Byrdie

6 Ways to Trick Yourself Into Drinking More Water

Drink More Water
Our working theory is that there are two types of people in this world: Those who feel compelled to guzzle water all day long, and those who really have to force themselves to do so. If you fall into the latter camp, we feel you: We know the benefits of getting enough H2O on a daily basis, from glowing skin to better digestion to curbing cravings. But just knowing this doesn't make it any easier to establish the habit if you're just not that interested in constantly knocking back something so boring.

Our simple solution: Make it less boring. It might be as easy as adding a little flavor, or employing the help of your iPhone (are you really surprised that there's an app for that?). Speaking from our own H20 aversion, better hydration could just be a clever hack away.

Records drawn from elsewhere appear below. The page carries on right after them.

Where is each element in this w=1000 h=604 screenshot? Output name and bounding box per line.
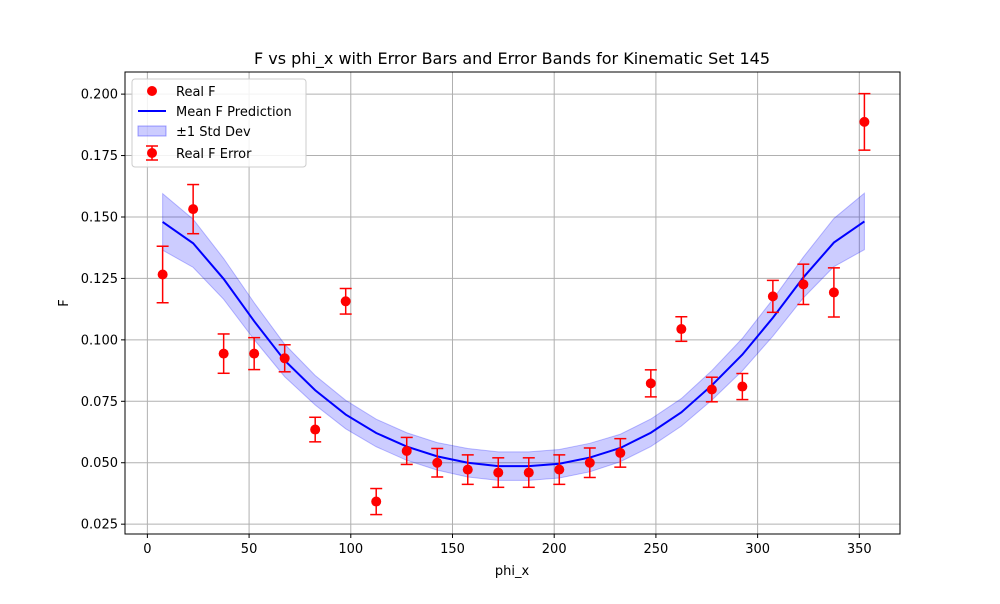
y-tick-label: 0.200 (81, 88, 118, 103)
data-point (645, 378, 656, 389)
mean-prediction-line (162, 220, 865, 468)
legend-label-error: Real F Error (176, 147, 252, 162)
x-tick-label: 300 (745, 542, 770, 557)
y-tick-label: 0.175 (81, 149, 118, 164)
legend-box (131, 78, 307, 168)
y-tick-label: 0.050 (81, 456, 118, 471)
legend-swatch-band (137, 125, 167, 137)
legend: Real F Mean F Prediction ±1 Std Dev Real… (131, 78, 307, 168)
y-tick-label: 0.025 (81, 518, 118, 533)
data-point (554, 464, 565, 475)
data-point (340, 296, 351, 307)
data-point (828, 287, 839, 298)
y-tick-label: 0.075 (81, 395, 118, 410)
data-point (523, 467, 534, 478)
data-point (767, 291, 778, 302)
data-point (462, 464, 473, 475)
legend-label-band: ±1 Std Dev (176, 125, 251, 140)
data-point (676, 324, 687, 335)
chart-title: F vs phi_x with Error Bars and Error Ban… (254, 49, 770, 69)
x-tick-label: 0 (143, 542, 151, 557)
y-tick-label: 0.125 (81, 272, 118, 287)
x-tick-label: 250 (643, 542, 668, 557)
plot-frame (124, 71, 901, 535)
data-point (371, 496, 382, 507)
x-tick-label: 150 (440, 542, 465, 557)
data-points (157, 116, 870, 507)
data-point (432, 457, 443, 468)
grid (125, 72, 900, 534)
x-tick-label: 100 (338, 542, 363, 557)
mean-prediction (162, 220, 865, 468)
legend-marker-real-f (147, 86, 157, 96)
data-point (859, 116, 870, 127)
y-axis-label: F (57, 299, 72, 306)
legend-label-real-f: Real F (176, 85, 216, 100)
y-tick-label: 0.100 (81, 333, 118, 348)
data-point (249, 348, 260, 359)
data-point (493, 467, 504, 478)
x-axis-ticks: 0 50 100 150 200 250 300 350 (143, 534, 872, 557)
data-point (401, 445, 412, 456)
data-point (584, 457, 595, 468)
data-point (798, 279, 809, 290)
x-tick-label: 350 (847, 542, 872, 557)
data-point (310, 424, 321, 435)
x-tick-label: 200 (542, 542, 567, 557)
legend-label-mean: Mean F Prediction (176, 105, 292, 120)
data-point (279, 353, 290, 364)
data-point (706, 384, 717, 395)
data-point (737, 381, 748, 392)
y-axis-ticks: 0.025 0.050 0.075 0.100 0.125 0.150 0.175 0.200 (81, 88, 125, 533)
legend-marker-error (147, 148, 157, 158)
x-tick-label: 50 (241, 542, 258, 557)
x-axis-label: phi_x (495, 564, 530, 579)
data-point (157, 269, 168, 280)
data-point (188, 204, 199, 215)
data-point (615, 447, 626, 458)
data-point (218, 348, 229, 359)
y-tick-label: 0.150 (81, 210, 118, 225)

If you’re having trouble sipping your recommended amount of water, read on for some tricks to stay hydrated.

Make it pretty.



bkr Glass Water Bottle ($35)

Ever notice how you’re more motivated to hit the gym when you’re wearing cute workout clothes, or more inclined to tackle emails when your workspace is decked with pretty details? For the visually inclined, this technique also works when it comes to water. Opt for a cute water bottle or chic pitcher to keep yourself excited about your H2O throughout the day. (The investment in a nice bottle is also good incentive.)

Add (natural) flavor.



Make your own "spa water" by adding slices of fruit or herbs—a practice that also has the benefit of looking aesthetically pleasing. Try mint, lemon, watermelon, raspberries, thyme, and cucumber.

Consider it an appetizer.



To curb your appetite and help you eat less, make a point to drink a glass of water before every meal. Oftentimes our bodies confuse hunger with thirst, and you may find yourself satisfied—or at least less ravenous—after sipping some H2O. Cheers to a slimming tactic that doesn’t include cardio.

Think big.



While traditional wisdom suggests eight eight-ounce glasses of water per day, instructions are getting increasingly personalized, suggesting that each person should actually drink half their body weight in ounces of water daily. For example, a woman that weighs 150 pounds would require 75 ounces—or about two liters of water—per day. To avoid keeping tally of regular-size 16-ounce water bottles all day, opt for a liter jug, big carafe, or larger water bottle. Bonus? Fewer refills means less math, and a higher likelihood that you’ll actually finish your prescribed amount of water.